The new five-year roadmap also pledges greater convenience for foreign capital to conduct equity and venture capital investment in China, making it easier for them to tap into the country's capital markets.

Last Friday, the brain-computer interface startup StairMed completed a 500 million yuan strategic round, partly backed by LAV, a corporate venture subsidiary of Eli Lilly, as the Shanghai firm prepares for trials this year of its 256-channel wireless implantable system -- a technology now designated a future industry in China's government work report.

Over the past few months, capital giants including JPMorgan, UBS and BlackRock have been steadily increasing their holdings in Chinese tech stocks through global capital markets.

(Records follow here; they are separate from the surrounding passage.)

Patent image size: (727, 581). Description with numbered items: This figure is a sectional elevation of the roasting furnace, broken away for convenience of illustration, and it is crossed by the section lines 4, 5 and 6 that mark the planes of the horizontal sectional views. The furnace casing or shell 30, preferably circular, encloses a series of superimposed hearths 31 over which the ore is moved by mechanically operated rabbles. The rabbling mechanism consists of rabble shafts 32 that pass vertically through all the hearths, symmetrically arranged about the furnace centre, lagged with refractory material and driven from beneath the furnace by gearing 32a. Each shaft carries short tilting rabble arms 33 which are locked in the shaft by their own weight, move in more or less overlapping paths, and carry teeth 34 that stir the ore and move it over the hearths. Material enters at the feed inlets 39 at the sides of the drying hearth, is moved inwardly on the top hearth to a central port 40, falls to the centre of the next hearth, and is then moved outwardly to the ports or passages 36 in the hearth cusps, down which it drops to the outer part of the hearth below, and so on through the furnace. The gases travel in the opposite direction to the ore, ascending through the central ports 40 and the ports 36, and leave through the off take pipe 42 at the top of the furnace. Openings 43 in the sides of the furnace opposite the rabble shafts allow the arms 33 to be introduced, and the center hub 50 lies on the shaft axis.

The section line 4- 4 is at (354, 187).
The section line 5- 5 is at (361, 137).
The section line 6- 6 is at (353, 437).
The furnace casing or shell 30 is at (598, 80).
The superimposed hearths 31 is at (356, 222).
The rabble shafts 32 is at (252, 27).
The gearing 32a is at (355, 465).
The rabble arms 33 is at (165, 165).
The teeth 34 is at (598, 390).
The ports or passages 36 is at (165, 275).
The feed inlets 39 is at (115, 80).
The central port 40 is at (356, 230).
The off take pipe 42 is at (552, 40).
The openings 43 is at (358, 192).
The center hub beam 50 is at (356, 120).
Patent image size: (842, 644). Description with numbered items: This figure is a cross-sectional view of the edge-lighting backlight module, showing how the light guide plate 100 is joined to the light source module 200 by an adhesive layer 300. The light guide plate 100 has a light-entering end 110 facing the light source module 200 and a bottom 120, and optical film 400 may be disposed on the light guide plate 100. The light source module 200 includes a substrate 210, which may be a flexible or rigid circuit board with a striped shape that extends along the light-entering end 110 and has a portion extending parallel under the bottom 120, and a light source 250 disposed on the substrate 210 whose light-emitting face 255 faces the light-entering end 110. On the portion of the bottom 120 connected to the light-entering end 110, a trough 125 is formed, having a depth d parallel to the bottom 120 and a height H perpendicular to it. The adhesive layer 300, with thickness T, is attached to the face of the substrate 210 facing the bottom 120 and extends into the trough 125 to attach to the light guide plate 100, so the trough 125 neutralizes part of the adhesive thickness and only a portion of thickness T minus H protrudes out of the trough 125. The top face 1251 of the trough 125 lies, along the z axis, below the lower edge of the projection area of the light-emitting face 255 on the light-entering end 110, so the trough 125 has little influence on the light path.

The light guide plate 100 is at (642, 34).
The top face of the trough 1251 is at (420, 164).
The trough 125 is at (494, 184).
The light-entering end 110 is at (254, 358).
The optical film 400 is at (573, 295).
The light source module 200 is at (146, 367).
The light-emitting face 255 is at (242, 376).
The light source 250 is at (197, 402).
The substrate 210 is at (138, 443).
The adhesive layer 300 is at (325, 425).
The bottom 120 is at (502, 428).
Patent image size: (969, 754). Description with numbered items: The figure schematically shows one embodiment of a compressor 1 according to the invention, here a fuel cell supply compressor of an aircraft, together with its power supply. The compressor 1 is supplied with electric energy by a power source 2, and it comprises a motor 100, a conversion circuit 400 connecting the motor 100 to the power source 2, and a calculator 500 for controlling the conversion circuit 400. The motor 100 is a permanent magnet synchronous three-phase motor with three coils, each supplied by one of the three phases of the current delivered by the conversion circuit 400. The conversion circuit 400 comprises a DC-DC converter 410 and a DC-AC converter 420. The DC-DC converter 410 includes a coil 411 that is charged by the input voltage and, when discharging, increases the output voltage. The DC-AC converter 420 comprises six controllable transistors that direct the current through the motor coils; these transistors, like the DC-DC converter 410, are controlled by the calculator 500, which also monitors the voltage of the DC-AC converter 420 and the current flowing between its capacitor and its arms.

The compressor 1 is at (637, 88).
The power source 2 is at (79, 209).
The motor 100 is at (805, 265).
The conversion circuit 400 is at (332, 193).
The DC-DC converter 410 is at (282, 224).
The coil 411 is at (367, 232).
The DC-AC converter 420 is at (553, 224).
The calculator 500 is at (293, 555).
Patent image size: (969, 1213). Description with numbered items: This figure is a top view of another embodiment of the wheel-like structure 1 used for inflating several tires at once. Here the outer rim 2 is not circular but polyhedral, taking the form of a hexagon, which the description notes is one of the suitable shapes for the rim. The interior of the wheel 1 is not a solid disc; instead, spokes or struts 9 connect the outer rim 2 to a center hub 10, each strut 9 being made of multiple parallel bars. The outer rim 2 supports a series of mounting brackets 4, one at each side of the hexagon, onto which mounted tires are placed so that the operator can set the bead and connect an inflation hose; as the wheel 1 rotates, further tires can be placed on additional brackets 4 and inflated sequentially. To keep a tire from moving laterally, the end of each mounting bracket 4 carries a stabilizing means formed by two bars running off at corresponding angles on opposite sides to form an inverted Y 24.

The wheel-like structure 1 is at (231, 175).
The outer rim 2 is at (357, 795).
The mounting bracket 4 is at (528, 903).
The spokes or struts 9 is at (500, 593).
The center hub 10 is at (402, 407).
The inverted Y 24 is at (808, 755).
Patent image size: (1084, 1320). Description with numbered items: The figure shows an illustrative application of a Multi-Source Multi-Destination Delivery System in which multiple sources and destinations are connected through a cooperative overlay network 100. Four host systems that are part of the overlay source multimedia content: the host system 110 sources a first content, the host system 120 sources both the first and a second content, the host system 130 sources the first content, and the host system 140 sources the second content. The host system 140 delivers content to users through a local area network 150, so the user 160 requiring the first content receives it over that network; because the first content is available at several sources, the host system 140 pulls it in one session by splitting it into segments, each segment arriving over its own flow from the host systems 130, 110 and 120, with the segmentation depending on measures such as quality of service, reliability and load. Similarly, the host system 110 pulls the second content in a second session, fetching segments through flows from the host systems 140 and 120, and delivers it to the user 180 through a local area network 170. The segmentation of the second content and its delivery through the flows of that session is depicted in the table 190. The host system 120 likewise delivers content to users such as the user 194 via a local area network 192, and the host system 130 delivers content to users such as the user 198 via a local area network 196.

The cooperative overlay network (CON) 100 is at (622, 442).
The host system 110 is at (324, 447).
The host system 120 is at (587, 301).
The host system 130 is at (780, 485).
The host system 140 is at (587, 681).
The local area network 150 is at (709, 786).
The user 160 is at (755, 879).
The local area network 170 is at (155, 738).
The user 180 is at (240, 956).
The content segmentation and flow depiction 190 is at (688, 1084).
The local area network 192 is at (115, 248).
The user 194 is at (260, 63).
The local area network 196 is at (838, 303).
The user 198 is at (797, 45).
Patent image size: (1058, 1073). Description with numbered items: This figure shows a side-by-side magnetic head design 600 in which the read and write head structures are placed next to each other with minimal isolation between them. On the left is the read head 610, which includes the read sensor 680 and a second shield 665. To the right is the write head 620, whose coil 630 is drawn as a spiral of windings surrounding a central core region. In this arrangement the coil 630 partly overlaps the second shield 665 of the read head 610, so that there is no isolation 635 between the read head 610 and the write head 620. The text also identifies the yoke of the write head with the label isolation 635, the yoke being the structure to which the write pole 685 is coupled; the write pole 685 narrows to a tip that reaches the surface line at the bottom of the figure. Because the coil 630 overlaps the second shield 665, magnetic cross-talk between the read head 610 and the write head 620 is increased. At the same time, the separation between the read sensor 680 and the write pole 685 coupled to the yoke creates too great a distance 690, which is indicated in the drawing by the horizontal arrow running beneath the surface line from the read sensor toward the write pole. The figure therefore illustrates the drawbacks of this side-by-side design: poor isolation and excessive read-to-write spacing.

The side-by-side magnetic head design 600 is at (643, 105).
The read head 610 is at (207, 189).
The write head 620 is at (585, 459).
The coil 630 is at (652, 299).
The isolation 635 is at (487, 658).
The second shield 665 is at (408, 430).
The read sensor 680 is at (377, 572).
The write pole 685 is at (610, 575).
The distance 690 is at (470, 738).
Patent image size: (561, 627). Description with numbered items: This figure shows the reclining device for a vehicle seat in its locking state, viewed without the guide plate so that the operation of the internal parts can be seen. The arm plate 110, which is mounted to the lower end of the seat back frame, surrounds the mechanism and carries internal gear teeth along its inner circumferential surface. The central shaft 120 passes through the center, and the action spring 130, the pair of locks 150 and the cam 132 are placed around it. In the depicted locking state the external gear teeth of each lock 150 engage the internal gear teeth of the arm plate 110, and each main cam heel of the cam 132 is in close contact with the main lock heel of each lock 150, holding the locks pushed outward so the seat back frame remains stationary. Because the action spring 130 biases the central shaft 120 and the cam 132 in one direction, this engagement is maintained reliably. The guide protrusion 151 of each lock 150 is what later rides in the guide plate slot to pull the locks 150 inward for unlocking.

"Chinese companies are demonstrating dynamic innovation in artificial intelligence, high-end manufacturing, semiconductors, and new energy -- reshaping global investors' perception of Chinese assets," said Janice Hu, chairperson of UBS Securities.

More global investors are recognizing that as China's five-year blueprint unfolds, the question is no longer whether to be in China, but how deeply and quickly to integrate into and benefit from its innovation ecosystem.